Sunday, August 31, 2014
Book Report: The Good Earth
Spare, detached and efficient, this is a powerful and painful story of the meaninglessness of fleeting fancies that life hurls in front of you. You feel Wang Lung's greed, avarice, lust and sloth as he rationalizes them all into neat little boxes that justify one poor, self-destructive decision after another.
This book stings, and does an excellent job of setting you within its place, time and culture without judgment or awkwardness. It deeply attaches you to its characters and applies the hurt when it rips them away. The way the ending floasts off from first-person perspective to a knowing hint of third-person is executed incredibly well. The book is so good at what it does that I don't know if I want to continue on with the trilogy, for fear that the series won't hold up.
Tuesday, August 19, 2014
Book Report: For Whom The Bell Tolls
This is all description and almost no story and suspense. The writing is urgent, penetrating and beautiful, but it goes around in circles, chasing its tail as you hope it starts to approach some sort of greater truth. Maybe that moment comes for some people, but it didn't for me. I saw it as all buildup with no payoff, and it seemed to me that Hemingway wanted the reader to feel just that, given the way he finishes.

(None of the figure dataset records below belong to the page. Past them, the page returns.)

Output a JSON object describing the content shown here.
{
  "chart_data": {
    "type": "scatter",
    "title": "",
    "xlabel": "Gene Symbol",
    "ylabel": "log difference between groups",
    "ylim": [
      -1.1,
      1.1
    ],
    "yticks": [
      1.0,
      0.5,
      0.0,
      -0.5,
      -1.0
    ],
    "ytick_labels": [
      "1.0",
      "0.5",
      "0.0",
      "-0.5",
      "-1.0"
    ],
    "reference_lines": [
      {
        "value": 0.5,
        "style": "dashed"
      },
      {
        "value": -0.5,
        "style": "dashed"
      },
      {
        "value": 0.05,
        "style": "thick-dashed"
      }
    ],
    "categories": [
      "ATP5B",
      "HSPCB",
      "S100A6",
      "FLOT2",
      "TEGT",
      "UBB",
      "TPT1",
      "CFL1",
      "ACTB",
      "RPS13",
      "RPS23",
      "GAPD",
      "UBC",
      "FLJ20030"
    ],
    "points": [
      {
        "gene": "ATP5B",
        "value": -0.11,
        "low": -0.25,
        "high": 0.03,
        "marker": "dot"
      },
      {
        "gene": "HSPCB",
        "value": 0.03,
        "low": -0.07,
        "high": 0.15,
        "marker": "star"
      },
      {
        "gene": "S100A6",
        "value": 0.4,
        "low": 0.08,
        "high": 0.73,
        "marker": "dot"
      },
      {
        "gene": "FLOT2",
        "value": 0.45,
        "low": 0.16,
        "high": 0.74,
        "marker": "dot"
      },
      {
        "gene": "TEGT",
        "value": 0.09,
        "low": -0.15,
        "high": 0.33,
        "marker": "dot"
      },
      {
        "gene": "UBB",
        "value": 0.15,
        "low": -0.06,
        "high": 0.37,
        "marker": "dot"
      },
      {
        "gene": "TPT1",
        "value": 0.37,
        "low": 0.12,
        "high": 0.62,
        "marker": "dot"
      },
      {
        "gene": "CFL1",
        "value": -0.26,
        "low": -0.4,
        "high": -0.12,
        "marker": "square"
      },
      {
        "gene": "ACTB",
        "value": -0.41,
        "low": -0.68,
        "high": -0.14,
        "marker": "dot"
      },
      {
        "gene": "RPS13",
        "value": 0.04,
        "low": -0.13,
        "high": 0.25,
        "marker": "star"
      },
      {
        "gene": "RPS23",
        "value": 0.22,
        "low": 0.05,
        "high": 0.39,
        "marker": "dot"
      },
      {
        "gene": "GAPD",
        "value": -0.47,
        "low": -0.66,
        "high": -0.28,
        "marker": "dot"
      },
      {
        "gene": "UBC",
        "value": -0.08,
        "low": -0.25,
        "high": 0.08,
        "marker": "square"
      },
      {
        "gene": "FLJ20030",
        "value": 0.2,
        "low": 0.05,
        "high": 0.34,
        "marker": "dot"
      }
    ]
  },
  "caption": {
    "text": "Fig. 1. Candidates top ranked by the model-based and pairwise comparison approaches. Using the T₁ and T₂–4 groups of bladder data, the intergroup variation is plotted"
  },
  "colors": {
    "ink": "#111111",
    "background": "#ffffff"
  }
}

I didn't love the book but never resented it and am thoroughly glad I absorbed it. It's a rich exploration of crushed idealism and everpresent despair. The love story stings badly, and that's a credit to the authenticity with which he built it. This is a dense but rich affair that would probably get better on a second go-round. Having the patience for that is another matter.
Wednesday, August 06, 2014
Book Report: Mere Christianity
C.S. Lewis is an excellent natural storyteller. This book is even more accessible than his children's literature because it's so conversational. That's because it was adapted from radio talks he gave World War II troops to bolster their faith as they struggled through combat. You'd expect an evangelical homily to be condescending or preachy, but his self-deprecation goes miles toward keeping pompousness out of it.
When he veers out of his depth he admits as much, but still has compelling things to say. He vigorously avoids cliches and non-thinking crutches that so often go hand in hand with proselytizing. He writes with both common sense and passionate intellectualism. That helps some of Lewis's bigotry and nonsense easier to swallow than they would be if it all came from someone less skilled.
Saturday, August 02, 2014
Book Report: To Kill A Mockingbird
I've never read a book that was as effective a time machine back into childhood. Harper Lee's ear for the way children think and talk is spellbinding. She respects Scout, Jim and Dill and gives each of them distinct and intelligent voices. She kills it with those characters so well that Atticus comes off as stiff and underdeveloped in comparison. Part of that is because she casts him in the simplified, idealized way Scout views the adult world.
The reason the book is a treasure is the way it addresses heavy social issues with such a light, matter-of-fact touch. Lee provides a master's course in the "show don't tell" school of rhetoric, never going the easy route to spout off convenient essays as monologues to make her points. I'm disappointed in myself that it took me so long to get to one of the greatest of novels.